Senado deve votar novas regras para o rateio do FPE nesta terça-feira

:: Da redação18 de março de 2013 15:42

Senado deve votar novas regras para o rateio do FPE nesta terça-feira

:: Da redação18 de março de 2013

O Plenário do Senado se reúne e deve votar, nesta terça-feira (19), o substitutivo do senador Walter Pinheiro (PT-BA) que unifica oito projetos e cria uma nova lei complementar para disciplinar o rateio de mais de R$ 70 bilhões entre os estados e o Distrito Federal. Os novos critérios do Fundo de Participação dos Estados (FPE), com validade até 2017, deverão assegurar a cada unidade federativa um piso idêntico ao garantido pelos repasses atuais.  Ou seja, no mínimo, cada estado receberá o que já vinha sido distribuído. Se, depois de feita a distribuição com base nos atuais critérios, houver sobra de recursos, eles poderão ser rateados conforme dois critérios: população e renda per capita domiciliar. A votação nesta terça-feira foi determinada pelo presidente do Senado, Renan Calheiros (PMDB-AL). Se a matéria for aprovada pelo plenário, a matéria segue diretamente para apreciação da Câmara.

A votação é tida como a mais urgente entre as matérias relacionadas à discussão do pacto federativo (relação entre a União, os estados e os municípios), já que o Supremo Tribunal Federal considerou que  a atual fórmula de distribuição dos recursos é inconstitucional e estabeleceu prazo para que o  Congresso apreciasse novas regras. Esse prazo se esgotou em dezembro passado, mas como deputados e senadores não conseguiram acordo que permitisse a votação, mais 150 dias foram concedidos para que um projeto de lei fosse aprovado.

Pinheiro ainda faz os últimos ajustes no texto para fixar o prazo de transição da regra atual para a nova. O relator quer também assegurar que nenhum estado perderá receita imediatamente com a nova divisão do fundo e colocou um dispositivo para que as alterações sejam escalonadas, de modo que alguns estados deixarão de ganhar com o aumento de arrecadação dos próximos anos, mas não diminuirão a cota.

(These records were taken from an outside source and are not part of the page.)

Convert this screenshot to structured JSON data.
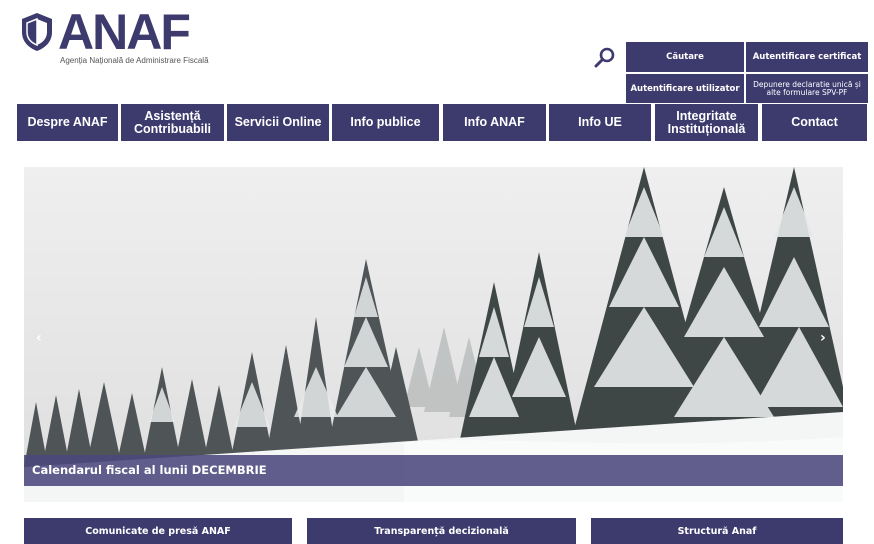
{
  "header": {
    "logo_text": "ANAF",
    "logo_subtitle": "Agenția Națională de Administrare Fiscală",
    "search_icon": "search-icon",
    "links": {
      "search": "Căutare",
      "certificate_auth": "Autentificare certificat",
      "user_auth": "Autentificare utilizator",
      "submit_declaration": "Depunere declaratie unică și alte formulare SPV-PF"
    }
  },
  "nav": {
    "items": [
      {
        "label": "Despre ANAF"
      },
      {
        "label": "Asistență Contribuabili"
      },
      {
        "label": "Servicii Online"
      },
      {
        "label": "Info publice"
      },
      {
        "label": "Info ANAF"
      },
      {
        "label": "Info UE"
      },
      {
        "label": "Integritate Instituțională"
      },
      {
        "label": "Contact"
      }
    ]
  },
  "slider": {
    "caption": "Calendarul fiscal al lunii DECEMBRIE",
    "prev": "‹",
    "next": "›"
  },
  "bottom": {
    "press": "Comunicate de presă ANAF",
    "transparency": "Transparență decizională",
    "structure": "Structură Anaf"
  },
  "colors": {
    "brand": "#3d3a6e",
    "caption_band": "#4b487d"
  }
}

Antes, a regra de transição tinha prazo final para 2015, mas como o projeto não foi aprovado no ano passado, o relator recebeu demanda de senadores dos estados que seriam prejudicados pedindo a ampliação do prazo. “O ajuste principal foi no tempo. Essa coisa de prorrogar para 2017”, contou Pinheiro, referindo-se à mudança de prazo.

Ampliação
Após a votação de terça-feira, poderá ser discutida a proposta dos governadores, que pediram ao Senado e à Câmara dos Deputados a inclusão, na base do FPE, de duas contribuições sociais – a Contribuição para o Financiamento da Seguridade Social (Cofins) e a Contribuição Social sobre o Lucro Líquido (CSLL). Essa mudança requer proposta de emenda constitucional, já que a Constituição diz que o fundo é composto de 21,5% da receita de dois impostos – o de renda (IR) e o sobre produtos industrializados (IPI).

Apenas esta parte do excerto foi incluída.